September 10, 2010

Le Grand Dérangement

In 1755, almost 10,000 French settlers were expelled from the Acadia area of Canada because they refused to take an oath of allegiance to the British government. I do not know if any of these people were our ancestors but I do know that many of the names involved are in our tree. 

This area, it seems, had been in conflict from the day it was born, passing back and forth between France and England. Here the French catholic immigrants settled and, despite a lack of farming experience, flourished. The soil was rich, the summers warm, and crops grew. These people had a distinct culture and language.

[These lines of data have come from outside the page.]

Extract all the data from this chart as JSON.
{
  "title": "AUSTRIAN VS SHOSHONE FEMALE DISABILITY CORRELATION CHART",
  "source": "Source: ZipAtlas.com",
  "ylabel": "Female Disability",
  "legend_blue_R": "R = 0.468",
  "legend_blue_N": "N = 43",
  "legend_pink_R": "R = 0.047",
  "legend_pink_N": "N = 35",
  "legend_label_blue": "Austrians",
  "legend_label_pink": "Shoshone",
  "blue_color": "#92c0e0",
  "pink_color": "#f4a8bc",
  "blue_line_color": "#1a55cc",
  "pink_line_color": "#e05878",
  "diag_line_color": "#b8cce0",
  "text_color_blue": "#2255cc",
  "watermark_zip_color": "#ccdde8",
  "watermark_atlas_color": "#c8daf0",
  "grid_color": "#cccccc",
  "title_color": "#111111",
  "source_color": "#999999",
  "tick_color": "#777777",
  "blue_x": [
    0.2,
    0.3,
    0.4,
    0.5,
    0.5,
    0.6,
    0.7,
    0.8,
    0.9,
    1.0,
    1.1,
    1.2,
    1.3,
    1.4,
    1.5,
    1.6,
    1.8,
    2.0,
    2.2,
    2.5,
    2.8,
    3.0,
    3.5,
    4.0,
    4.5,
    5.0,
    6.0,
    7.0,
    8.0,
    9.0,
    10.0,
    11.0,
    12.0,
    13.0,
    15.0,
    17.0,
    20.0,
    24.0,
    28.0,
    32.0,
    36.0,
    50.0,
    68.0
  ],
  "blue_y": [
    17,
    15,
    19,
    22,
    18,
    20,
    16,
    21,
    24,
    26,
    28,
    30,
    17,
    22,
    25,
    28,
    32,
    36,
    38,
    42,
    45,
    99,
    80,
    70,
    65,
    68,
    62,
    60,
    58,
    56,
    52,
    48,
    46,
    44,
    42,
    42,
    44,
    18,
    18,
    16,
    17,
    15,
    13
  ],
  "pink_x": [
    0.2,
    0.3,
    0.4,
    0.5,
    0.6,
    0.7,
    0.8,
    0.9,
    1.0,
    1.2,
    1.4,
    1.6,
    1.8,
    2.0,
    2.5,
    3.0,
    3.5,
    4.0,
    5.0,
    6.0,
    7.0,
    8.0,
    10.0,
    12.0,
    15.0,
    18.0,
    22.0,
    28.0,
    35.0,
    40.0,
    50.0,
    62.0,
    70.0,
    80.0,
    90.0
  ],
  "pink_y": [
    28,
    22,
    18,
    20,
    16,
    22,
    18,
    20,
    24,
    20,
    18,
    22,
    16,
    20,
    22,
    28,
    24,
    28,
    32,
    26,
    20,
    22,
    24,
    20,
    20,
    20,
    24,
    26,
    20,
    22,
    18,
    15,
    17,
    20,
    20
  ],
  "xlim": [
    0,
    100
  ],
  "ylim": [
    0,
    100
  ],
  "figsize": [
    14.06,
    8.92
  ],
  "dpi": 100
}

When the area again came under British rule, the government looked closely at these people. They were of French descent and Catholic. Where would their allegiance lie in times of war? It was decided to demand an oath of allegiance to Britain.  The Acadians objected and the government, at that time, didn't enforce it, and for some time the issue was forgotten, at least by the French.

In 1755, Britain again looked to Acadia. The French population, with no oath of allegiance, had rapidly expanded and, to make matters worse, the Native population, especially the Huron, sided with the French.   Again, the government demanded that the oath of allegiance be signed by the French settlers, and this time the law had grown teeth. Those who did not sign would be expelled from the country.

Many, happy with their lives and the good living they had in the New World, did sign the oath hoping that there would never be a reason it would be in effect. Others fled to other parts of Canada.  For those who refused to sign, expulsion was the answer. They were loaded onto ships and sailed out of the country. This was a time of real hardship. Families were split up, possessions had to be left behind, and, worst of all, they were sailing off to unfamiliar territory.  Some returned to France. Many settled in the New England States.  About 300 Acadians settled in Louisiana which already had a large French population.   A few, for some strange reason, sailed to England. Homes and crops left behind were burned to the ground. This was to discourage any hopes the people might have of returning. There was nothing left to return to; however, some did return.

Additional readings:

Acadia and the Acadians
The Acadian Expulsion

In Literature - Evangeline

This lengthy narrative poem by Henry Wadsworth Longfellow is based on a tale of hearsay (which the poet heard from a friend of Hawthorne, who had it from an Acadian woman). It is told against the historical background of the British expulsion in 1755 of the French-speaking Acadians from their lands along the shores of the Bay of Fundy—le grand dérangement (as the Acadians still call it), which had to do with the end of a 150-year struggle between France and England for possession of what is now Nova Scotia. Evangeline tells the story of an Acadian girl who is separated from her betrothed at the time of the expulsion and wanders in search of him throughout the American Midwest and the Atlantic states, only to find him years later on his deathbed. After he dies in her arms, Evangeline too dies, released from a life of exile and steadfast loyalty that has received no reward on earth.